DATED ON – 27.05.2024

QUORUM – Justice J.K. Maheshwari & Justice Sanjay Karol



The appellant, who was the original claimant before the Motor Accident Claims Tribunal, [Court of Motor Accident Claims Tribunal (Auxiliary) & 10th (Adhoc) Addl. District Court Jude, Jamnagar] in M.A.C.P.No.255 of 2011, was injured in an accident on 4th July 2010, while riding pillion on a bike, which was hit by a truck. Having sustained injuries, she was admitted for medical treatment at a hospital for a period of fourteen days and subsequently she underwent plastic surgery. At the time of the accident, she was earning Rs.3,000/- per month, but, post the accident, she sustained permanent disablement, and hence had not been able to work thereafter. A claim was filed for Rs.10 lakhs with 18% interest and costs. The Tribunal vide Award dated 17th October 2016, awarded a sum of Rs.2,41,745/- with 9% interest from the date of claim petition till the date of realization and proportionate costs.

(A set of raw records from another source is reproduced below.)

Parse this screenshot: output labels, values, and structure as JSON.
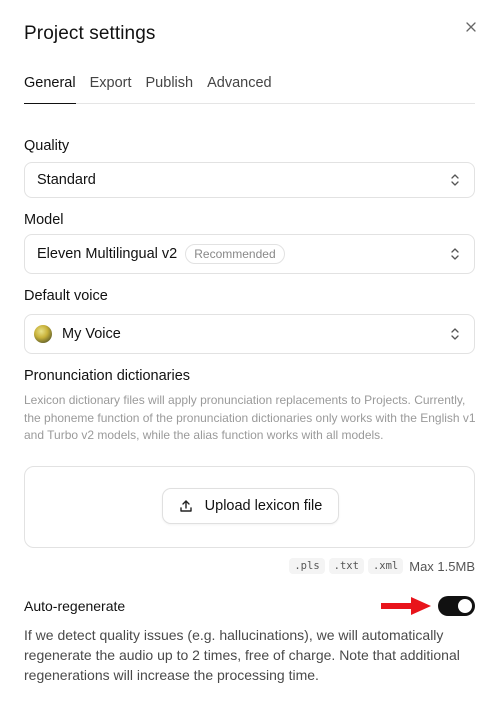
{
  "dialog": {
    "title": "Project settings"
  },
  "tabs": [
    {
      "label": "General",
      "active": true
    },
    {
      "label": "Export",
      "active": false
    },
    {
      "label": "Publish",
      "active": false
    },
    {
      "label": "Advanced",
      "active": false
    }
  ],
  "quality": {
    "label": "Quality",
    "value": "Standard"
  },
  "model": {
    "label": "Model",
    "value": "Eleven Multilingual v2",
    "badge": "Recommended"
  },
  "voice": {
    "label": "Default voice",
    "value": "My Voice"
  },
  "pronunciation": {
    "label": "Pronunciation dictionaries",
    "description": "Lexicon dictionary files will apply pronunciation replacements to Projects. Currently, the phoneme function of the pronunciation dictionaries only works with the English v1 and Turbo v2 models, while the alias function works with all models.",
    "upload_label": "Upload lexicon file",
    "formats": [
      ".pls",
      ".txt",
      ".xml"
    ],
    "max_size": "Max 1.5MB"
  },
  "auto_regenerate": {
    "label": "Auto-regenerate",
    "enabled": true,
    "description": "If we detect quality issues (e.g. hallucinations), we will automatically regenerate the audio up to 2 times, free of charge. Note that additional regenerations will increase the processing time."
  },
  "colors": {
    "accent": "#111111",
    "arrow": "#e8141b",
    "border": "#e2e2e2",
    "muted": "#9a9a9a"
  },
  "icons": {
    "close": "close-icon",
    "chevron": "chevron-up-down-icon",
    "upload": "upload-icon",
    "arrow": "red-arrow-icon"
  }
}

Dissatisfied thereby, the claimant-appellant approached the High Court of Gujarat by way of Regular First Appeal No.2611/2017. Misc. Civil Application No.3/2018 was filed therein by which the claimantappellant prayed for permission to file the said First Appeal as an indigent person. The High Court vide judgment and order dated 7th August, 2018 dismissed the Misc. Civil Application



Whether the High Court of Gujarat had erred in it’s judgement and the Appellant should be recognized as an Indigent Person.



Order XLIV Rule 3(2) of the Code of Civil Procedure, 1908, deals with determining the financial status of someone seeking to appeal as an indigent person.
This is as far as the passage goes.